Activista Claudia Uruchurtu, desaparecida el 26 de marzo.
Activista Claudia Uruchurtu, desaparecida el 26 de marzo.RS

La familia dice que mientras Uruchurtu documente las quejas, los ataques contra él van en aumento. «La presidenta tiene un grupo que controla e intimida a la población: la siguieron, sabían dónde vivía y lanzaron una campaña de difamación», dijo la hermana de la víctima, agregando que la intimidación había escalado hasta el punto de robo y agresiones físicas en su contra y su hijo. «Se estaba volviendo más personal», se queja. La familia de Huerta, por su parte, afirma que es inocente y que esto fue una «detención arbitraria» y un «abuso de poder».

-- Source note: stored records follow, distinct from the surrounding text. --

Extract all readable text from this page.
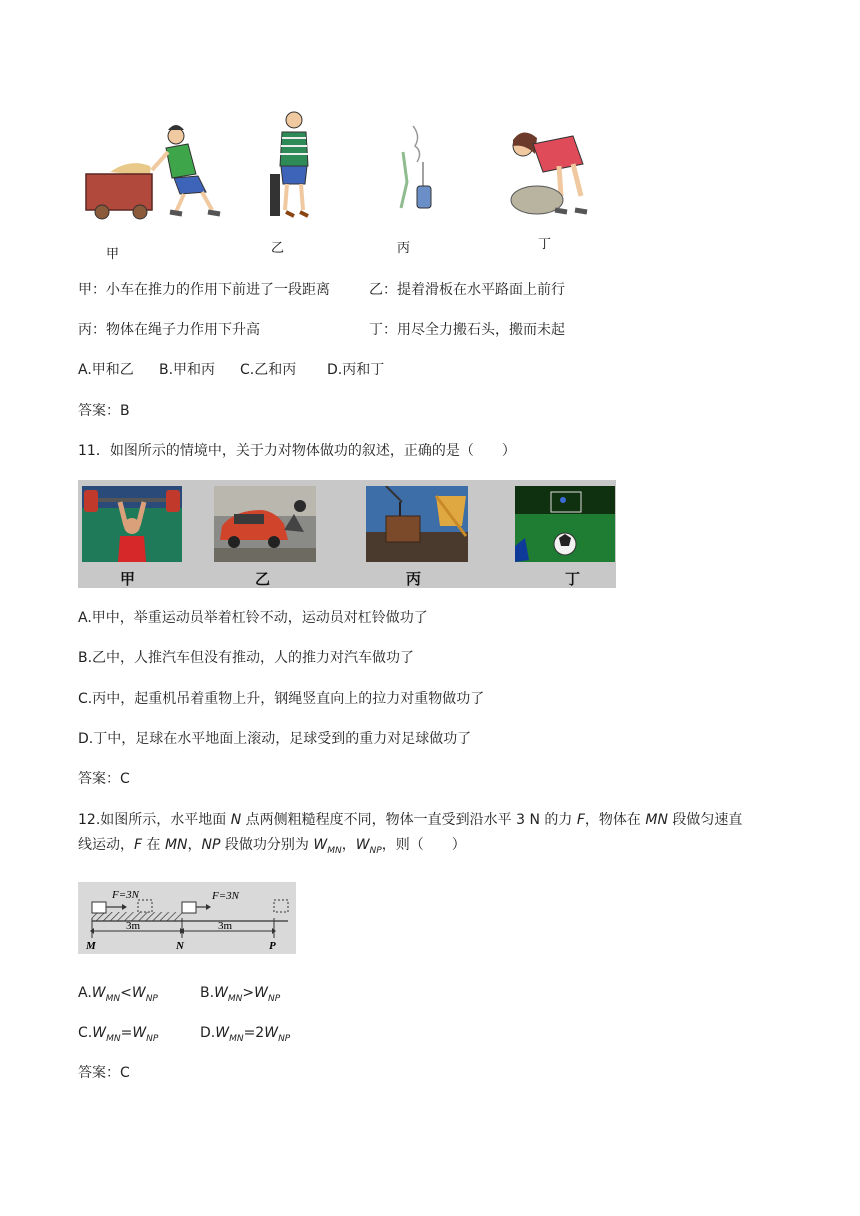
甲	乙	丙	丁
甲：小车在推力的作用下前进了一段距离	乙：提着滑板在水平路面上前行
丙：物体在绳子力作用下升高	丁：用尽全力搬石头，搬而未起
A.甲和乙 B.甲和丙 C.乙和丙 D.丙和丁
答案：B
11．如图所示的情境中，关于力对物体做功的叙述，正确的是（　　）
甲	乙	丙	丁
A.甲中，举重运动员举着杠铃不动，运动员对杠铃做功了
B.乙中，人推汽车但没有推动，人的推力对汽车做功了
C.丙中，起重机吊着重物上升，钢绳竖直向上的拉力对重物做功了
D.丁中，足球在水平地面上滚动，足球受到的重力对足球做功了
答案：C
12.如图所示，水平地面 N 点两侧粗糙程度不同，物体一直受到沿水平 3 N 的力 F，物体在 MN 段做匀速直
线运动，F 在 MN，NP 段做功分别为 $W_{MN}$，$W_{NP}$，则（　　）
F=3N	F=3N
3m	3m
M	N	P
$A.W_{MN}<W_{NP}$	$B.W_{MN}>W_{NP}$
$C.W_{MN}=W_{NP}$	$D.W_{MN}=2W_{NP}$
答案：C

Búsqueda retrasada. Oaxaca aún no cuenta con una Comisión Estatal de Búsqueda, aunque debía asumir su cargo en abril de 2018. Las investigaciones in loco comenzaron unos 20 días después de la desaparición forzada, a mediados de abril. El caso tiene dos huellas: el juicio contra los perpetradores y el rastreo de la víctima. El presidente Andrés Manuel López Obrador ha dicho que se hará justicia sin importar si Huerta pertenece o no a su partido político. «También creemos en las autoridades que se hará justicia», dijeron sus familiares.

Uruchurtu tiene un mexicano y un Reino Unido. Y el caso llegó a las puertas del Parlamento británico, donde representantes de la familia acudieron al gobierno mexicano para esclarecer los hechos. Las Naciones Unidas también se sumaron a las demandas por su aparición con vida, junto a varias asociaciones cívicas de Oaxaca. López Obrador anunció el martes pasado que un testigo protegido en la investigación aseguró que el activista había sido asesinado. «Se supone que la orden vino del presidente municipal», dijo el mandatario. El fiscal general Arturo Pambert, quien respaldó a los familiares en el proceso de búsqueda, también dijo a la prensa que lo más probable es que lo «encontraran muerto», aunque aún no se descarta una línea de investigación.

«Lo último que podemos hacer es perder la esperanza», dijo Sara Uruchurtu, instando a todos los que la vieron a brindar información sobre su paradero. «En este país, las personas están formadas por miembros de familias y comunidades, por lo que necesitamos ciudadanos para ayúdanos ”, pide su hermana. La crisis de violencia que ha asolado a México en las últimas décadas ha provocado la desaparición de más de 80.000 personas y la mayoría de los delitos quedan impunes. «Este podría ser un caso ejemplar, que es un hito en la crisis del país», dijo Uruchurtu sobre la posibilidad de ser justo y encontrar a su hermana. La primera parte se zanjará en cuatro meses, fecha fijada para el inicio del juicio, ante el cual Huerta y los dos policías detenidos se enfrentarán entre rejas. La segunda sigue siendo una herida: encontrar a Claudia Uruchurtu, una activista que no ha dejado de hablar de corrupción en Oaxaca.